The reading of Frankenstein turned out to
be one of my favorite experiences this summer. The romantic novel, authored by
Mary Shelley, was a representation of Shelley's critique of her society's views
and discrimination. Her critique of society also involves the idea of
technology and knowledge being destructive.
In Frankenstein Shelly portrays Victor as the
representation of the pursuit of knowledge and the destructive powers that it
has. The struggle that Victor Frankenstein faces is one of divine proportions
as he is a figure of intervention, analogous to that of Prometheus. His divine
intervention is a self-destructive event which brings down the fabric of
Victor's life and negatively affects society, regardless of the intent. Shelley's
focus on the effects of destructive knowledge, her emphasis on natural events
such as the climate, shows that she is ultimately critical of the unnatural
intervention that modern scientists wish to achieve. Her opinion is not a
rejection of these scientific advancements but more of a warning to people and
society about the potential destructiveness of these advancements and what is
characterized as unnatural science. While Frankenstein’s narrative is one of
self-reflexivity, he still maintains his beliefs that the monster must be
destroyed, thus proving that he didn’t learn anything. This specific event was
Shelley’s most explicit example of scientists and the role unnatural science
plays in individual ethical developments.
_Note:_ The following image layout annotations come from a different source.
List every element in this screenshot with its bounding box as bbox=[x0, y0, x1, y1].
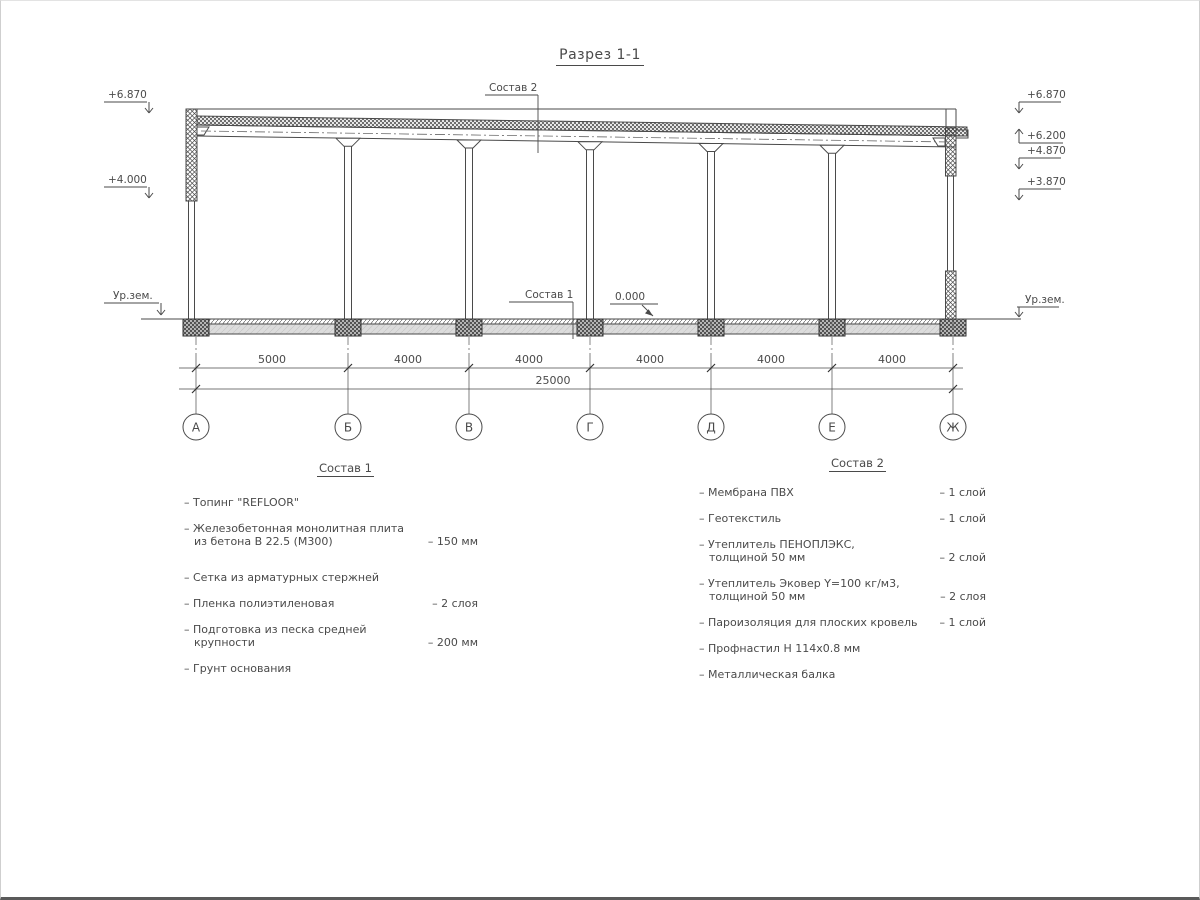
sostav1-list: – Топинг "REFLOOR" – Железобетонная моно… bbox=[184, 496, 478, 688]
column bbox=[457, 140, 481, 319]
elevation-marks-left: +6.870 +4.000 Ур.зем. bbox=[104, 89, 165, 315]
list-item: – Мембрана ПВХ – 1 слой bbox=[699, 486, 986, 499]
grid-bubble-a: А bbox=[183, 414, 209, 440]
dim-span-b-v: 4000 bbox=[394, 353, 422, 366]
ground-level-label: Ур.зем. bbox=[1025, 294, 1065, 306]
item-value: – 1 слой bbox=[940, 486, 986, 499]
callout-sostav1-label: Состав 1 bbox=[525, 289, 573, 301]
elevation-value: +3.870 bbox=[1027, 176, 1066, 188]
callout-sostav2: Состав 2 bbox=[485, 82, 538, 153]
sostav2-heading: Состав 2 bbox=[829, 456, 886, 470]
list-item: – Пленка полиэтиленовая – 2 слоя bbox=[184, 597, 478, 610]
item-value: – 2 слоя bbox=[940, 590, 986, 603]
list-item: – Грунт основания bbox=[184, 662, 478, 675]
item-text: – Железобетонная монолитная плита из бет… bbox=[184, 522, 404, 548]
right-wall bbox=[933, 109, 968, 319]
grid-letter: А bbox=[192, 421, 201, 435]
grid-bubble-b: Б bbox=[335, 414, 361, 440]
column bbox=[578, 142, 602, 319]
list-item: – Утеплитель Эковер Y=100 кг/м3, толщино… bbox=[699, 577, 986, 603]
list-item: – Железобетонная монолитная плита из бет… bbox=[184, 522, 478, 548]
item-text: – Профнастил Н 114х0.8 мм bbox=[699, 642, 860, 655]
column bbox=[699, 144, 723, 320]
elevation-value: +6.870 bbox=[108, 89, 147, 101]
drawing-sheet: Разрез 1-1 bbox=[0, 0, 1200, 900]
list-item: – Геотекстиль – 1 слой bbox=[699, 512, 986, 525]
elevation-mark: +6.200 bbox=[1015, 129, 1066, 143]
dim-overall: 25000 bbox=[536, 374, 571, 387]
floor-slab bbox=[183, 319, 966, 336]
dim-span-e-zh: 4000 bbox=[878, 353, 906, 366]
grid-bubbles: А Б В Г Д Е Ж bbox=[183, 414, 966, 440]
elevation-value: +4.000 bbox=[108, 174, 147, 186]
grid-letter: Б bbox=[344, 421, 352, 435]
elevation-mark: +6.870 bbox=[1015, 89, 1066, 113]
elevation-mark: +3.870 bbox=[1015, 176, 1066, 200]
span-dimension-line: 5000 4000 4000 4000 4000 4000 bbox=[179, 353, 963, 372]
zero-level-mark: 0.000 bbox=[610, 291, 658, 316]
dim-span-a-b: 5000 bbox=[258, 353, 286, 366]
ground-level-label: Ур.зем. bbox=[113, 290, 153, 302]
item-value: – 200 мм bbox=[428, 636, 478, 649]
elevation-value: +6.870 bbox=[1027, 89, 1066, 101]
zero-level-value: 0.000 bbox=[615, 291, 645, 303]
item-text: – Геотекстиль bbox=[699, 512, 782, 525]
left-wall bbox=[186, 109, 209, 319]
elevation-value: +6.200 bbox=[1027, 130, 1066, 142]
column bbox=[336, 138, 360, 319]
grid-letter: В bbox=[465, 421, 473, 435]
item-text: – Подготовка из песка средней крупности bbox=[184, 623, 367, 649]
sostav1-heading: Состав 1 bbox=[317, 461, 374, 475]
section-drawing: 5000 4000 4000 4000 4000 4000 25000 А Б bbox=[1, 1, 1200, 461]
list-item: – Профнастил Н 114х0.8 мм bbox=[699, 642, 986, 655]
elevation-mark: +4.870 bbox=[1015, 145, 1066, 169]
item-text: – Утеплитель ПЕНОПЛЭКС, толщиной 50 мм bbox=[699, 538, 855, 564]
grid-bubble-zh: Ж bbox=[940, 414, 966, 440]
item-value: – 1 слой bbox=[940, 512, 986, 525]
item-text: – Топинг "REFLOOR" bbox=[184, 496, 299, 509]
item-value: – 150 мм bbox=[428, 535, 478, 548]
grid-letter: Д bbox=[706, 421, 715, 435]
grid-bubble-d: Д bbox=[698, 414, 724, 440]
elevation-mark: +4.000 bbox=[104, 174, 153, 198]
column bbox=[820, 145, 844, 319]
list-item: – Утеплитель ПЕНОПЛЭКС, толщиной 50 мм –… bbox=[699, 538, 986, 564]
item-text: – Грунт основания bbox=[184, 662, 291, 675]
callout-sostav2-label: Состав 2 bbox=[489, 82, 537, 94]
extension-lines bbox=[196, 353, 953, 414]
ground-level-mark: Ур.зем. bbox=[1015, 294, 1065, 317]
grid-letter: Г bbox=[586, 421, 593, 435]
grid-bubble-v: В bbox=[456, 414, 482, 440]
dim-span-v-g: 4000 bbox=[515, 353, 543, 366]
item-text: – Пароизоляция для плоских кровель bbox=[699, 616, 918, 629]
dim-span-g-d: 4000 bbox=[636, 353, 664, 366]
item-text: – Металлическая балка bbox=[699, 668, 835, 681]
sostav2-list: – Мембрана ПВХ – 1 слой – Геотекстиль – … bbox=[699, 486, 986, 694]
item-text: – Мембрана ПВХ bbox=[699, 486, 794, 499]
item-value: – 2 слоя bbox=[432, 597, 478, 610]
dim-span-d-e: 4000 bbox=[757, 353, 785, 366]
list-item: – Пароизоляция для плоских кровель – 1 с… bbox=[699, 616, 986, 629]
overall-dimension-line: 25000 bbox=[179, 374, 963, 393]
grid-bubble-g: Г bbox=[577, 414, 603, 440]
item-text: – Пленка полиэтиленовая bbox=[184, 597, 334, 610]
columns bbox=[336, 138, 844, 319]
building-section bbox=[141, 109, 1021, 336]
elevation-value: +4.870 bbox=[1027, 145, 1066, 157]
grid-letter: Е bbox=[828, 421, 836, 435]
item-text: – Сетка из арматурных стержней bbox=[184, 571, 379, 584]
list-item: – Подготовка из песка средней крупности … bbox=[184, 623, 478, 649]
elevation-mark: +6.870 bbox=[104, 89, 153, 113]
list-item: – Топинг "REFLOOR" bbox=[184, 496, 478, 509]
elevation-marks-right: +6.870 +6.200 +4.870 +3.870 Ур.зем. bbox=[1015, 89, 1066, 317]
grid-letter: Ж bbox=[947, 421, 960, 435]
list-item: – Сетка из арматурных стержней bbox=[184, 571, 478, 584]
grid-bubble-e: Е bbox=[819, 414, 845, 440]
list-item: – Металлическая балка bbox=[699, 668, 986, 681]
item-value: – 1 слой bbox=[940, 616, 986, 629]
item-text: – Утеплитель Эковер Y=100 кг/м3, толщино… bbox=[699, 577, 900, 603]
item-value: – 2 слой bbox=[940, 551, 986, 564]
ground-level-mark: Ур.зем. bbox=[104, 290, 165, 315]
Shelley speaks through Victor in the
end of the book when Victor warns about becoming obsessed and the unhealthy
role that his experiments ay in his societal development and the development of
relationships in his life. Ultimately Victor reverts back to the destructive
ways he had accustomed to as he still warns Walton and prompts Walton to kill
the creature if given the chance to do so. This highlights Shelley’s harsh
comments on the abdication of moral responsibility and the negative effects
that intervention, and ultimately one’s ego, have one’s character development,
in this instance it is Victor, but this is a much larger social critique that
Shelley has surrounding these developments.
Shelley’s second
and more significant societal criticism in the novel is that of discrimination
and unjust societal judgment. Her portrayal of the monster not as the
victimizer, but as the victim thus paints society as the victimizer and shifts
the blame from the monster to the actions of society. Portraying the monster as
the protagonist and the society he was placed in as the antagonist, and
ultimately the villain, allows Shelley to remain critical of the practices of
the current society she was in. This still holds true today, as the monster
would experience the same segregation and discrimination he faced in the novel,
this necessarily societies fault, and there has been little indication of a
social change since Shelley’s writing of the novel. This largely holds true due
to the fact, that discrimination of the other is inevitable due to human psychology
and basic human nature, which is why Shelley is not only critical of society
but also of the unjust human nature within oneself.